Jeffers and other oil company representatives would not say whether Georges Bank was in their sights.
“We don’t know,” said Mickey Driver, a spokesman for Chevron. “We would have to look at the data.”
Chevron has drilling platforms off the eastern coast of Canada, but America’s northern neighbor also has a moratorium in place on its portion of Georges Bank.
“We need all the energy we can produce everywhere we can produce it in every form,” Driver said. “There’s no silver bullet.”
Companies such as Chevron have diversified and invested in wind, solar and geothermal projects, he said. But for now, with the United States consuming 20 million barrels of oil every day, drilling for crude remains definitely part of the mix, he said.
“It’s going to be oil today, tomorrow, 10 weeks and 10 years from now.”
Most of that oil comes from outside the United States, he said, adding that finding new deposits is the only way to meet future demand.
Fishermen tornThe reaction from local fishermen yesterday was mixed.

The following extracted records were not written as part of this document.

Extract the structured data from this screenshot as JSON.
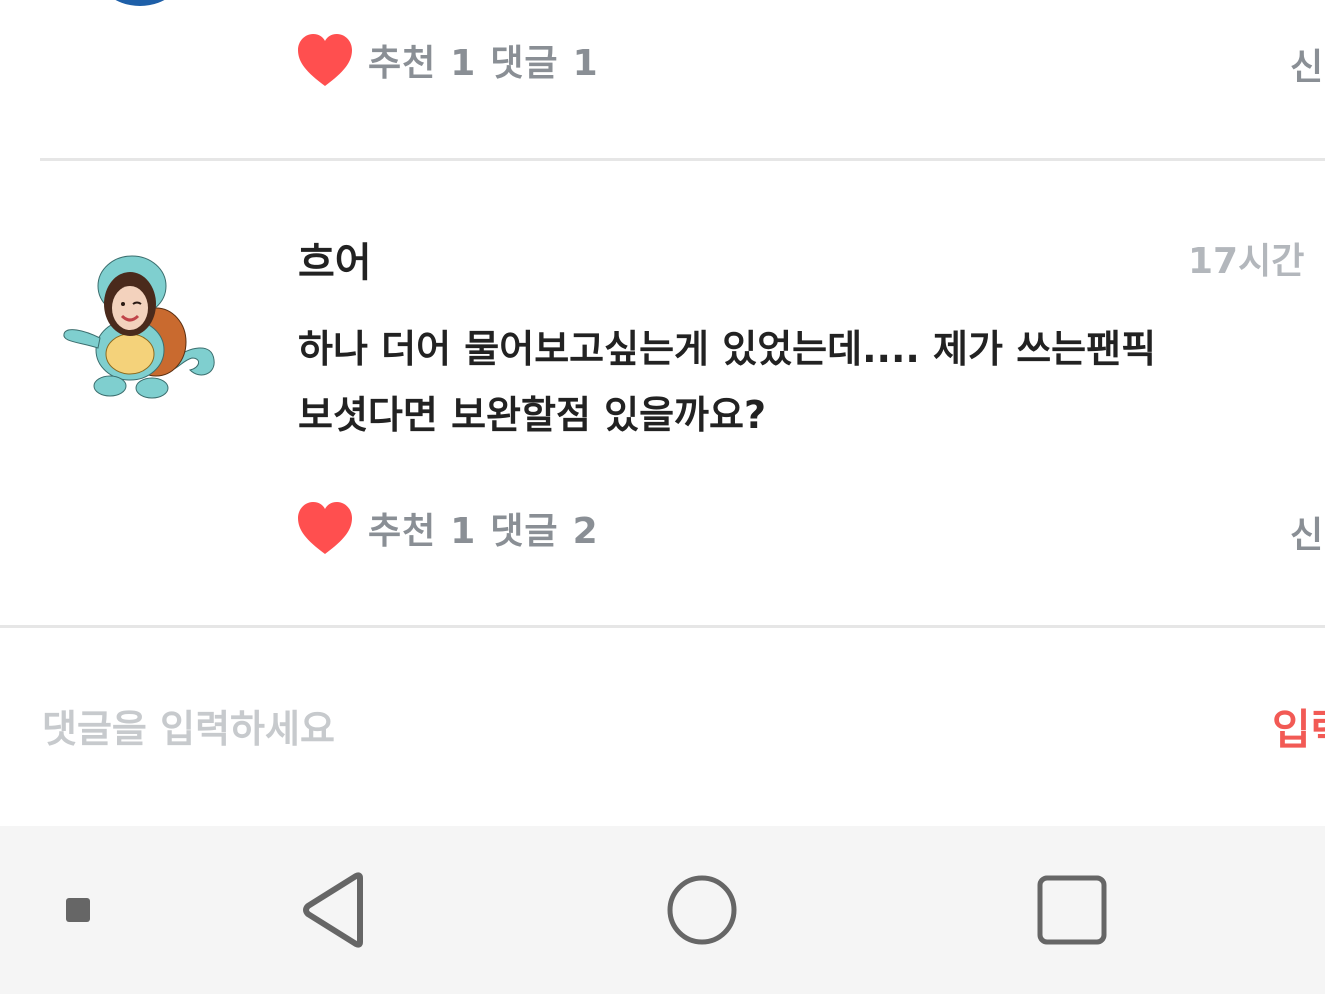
{
  "prev_comment": {
    "recommend_label": "추천",
    "recommend_count": "1",
    "reply_label": "댓글",
    "reply_count": "1",
    "report_label": "신"
  },
  "comment": {
    "author": "흐어",
    "time": "17시간 ",
    "text_line1": "하나 더어 물어보고싶는게 있었는데.... 제가 쓰는팬픽",
    "text_line2": "보셧다면 보완할점 있을까요?",
    "recommend_label": "추천",
    "recommend_count": "1",
    "reply_label": "댓글",
    "reply_count": "2",
    "report_label": "신"
  },
  "input": {
    "placeholder": "댓글을 입력하세요",
    "submit_label": "입력"
  },
  "icons": {
    "heart": "heart-icon",
    "back": "back-triangle-icon",
    "home": "home-circle-icon",
    "recents": "recents-square-icon",
    "menu": "small-square-icon"
  },
  "colors": {
    "heart": "#ff4f4f",
    "submit": "#f25a55",
    "muted": "#8a8f95",
    "placeholder": "#c7cacd"
  }
}
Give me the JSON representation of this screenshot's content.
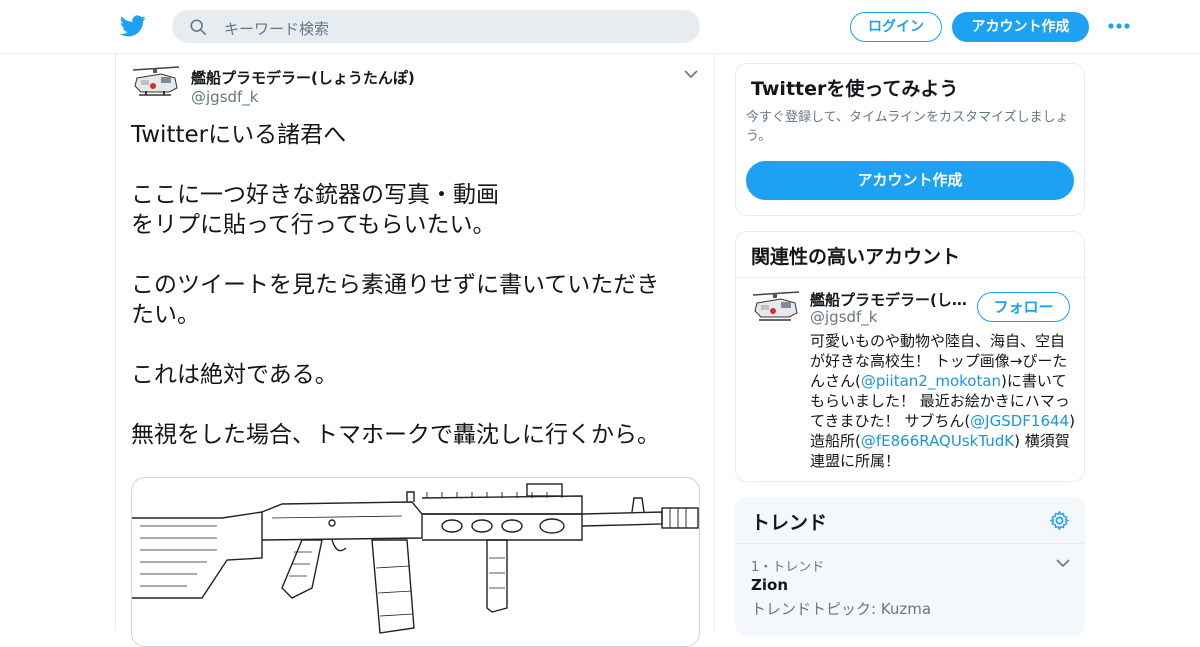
{
  "header": {
    "search_placeholder": "キーワード検索",
    "login_label": "ログイン",
    "signup_label": "アカウント作成",
    "brand_color": "#1da1f2"
  },
  "tweet": {
    "display_name": "艦船プラモデラー(しょうたんぽ)",
    "handle": "@jgsdf_k",
    "paragraphs": [
      "Twitterにいる諸君へ",
      "ここに一つ好きな銃器の写真・動画\nをリプに貼って行ってもらいたい。",
      "このツイートを見たら素通りせずに書いていただき\nたい。",
      "これは絶対である。",
      "無視をした場合、トマホークで轟沈しに行くから。"
    ]
  },
  "sidebar": {
    "signup_card": {
      "title": "Twitterを使ってみよう",
      "description": "今すぐ登録して、タイムラインをカスタマイズしましょう。",
      "button": "アカウント作成"
    },
    "related_card": {
      "title": "関連性の高いアカウント",
      "name": "艦船プラモデラー(しょうたんぽ)",
      "handle": "@jgsdf_k",
      "follow_label": "フォロー",
      "bio_parts": {
        "p1": "可愛いものや動物や陸自、海自、空自が好きな高校生！ トップ画像→ぴーたんさん(",
        "link1": "@piitan2_mokotan",
        "p2": ")に書いてもらいました！ 最近お絵かきにハマってきまひた！ サブちん(",
        "link2": "@JGSDF1644",
        "p3": ") 造船所(",
        "link3": "@fE866RAQUskTudK",
        "p4": ") 横須賀連盟に所属！"
      }
    },
    "trends_card": {
      "title": "トレンド",
      "items": [
        {
          "meta": "1・トレンド",
          "name": "Zion",
          "topic": "トレンドトピック: Kuzma"
        }
      ]
    }
  }
}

“The system that’s out there is unique in the world,” Jim Kendall, owner of New Bedford Seafood Consulting, said of Georges Bank. “We don’t really know what the outcomes of a disaster out there would be.”
Kendall fished Georges Bank when test wells were in place decades ago. He recalled boats catching nets on drilling equipment after they were supposedly removed.
The area poses challenges to fishermen even without man-made obstructions, he said.
Chatham fisherman John Our is more open to exploiting Georges Bank for energy.
“They could drill in Chatham harbor right now,” he said, adding that anything to bring down fuel prices that are hurting the fishing industry would be welcome.
Our, who used to fish on Georges Bank but now stays closer to shore, said he especially feels bad for boats out of New Bedford, which can spend $50,000 on fuel for a single trip.
But Our expressed skepticism that drilling at Georges Bank would put a dent in his diesel fuel costs.
“How many rigs can you put out there realistically?” he said.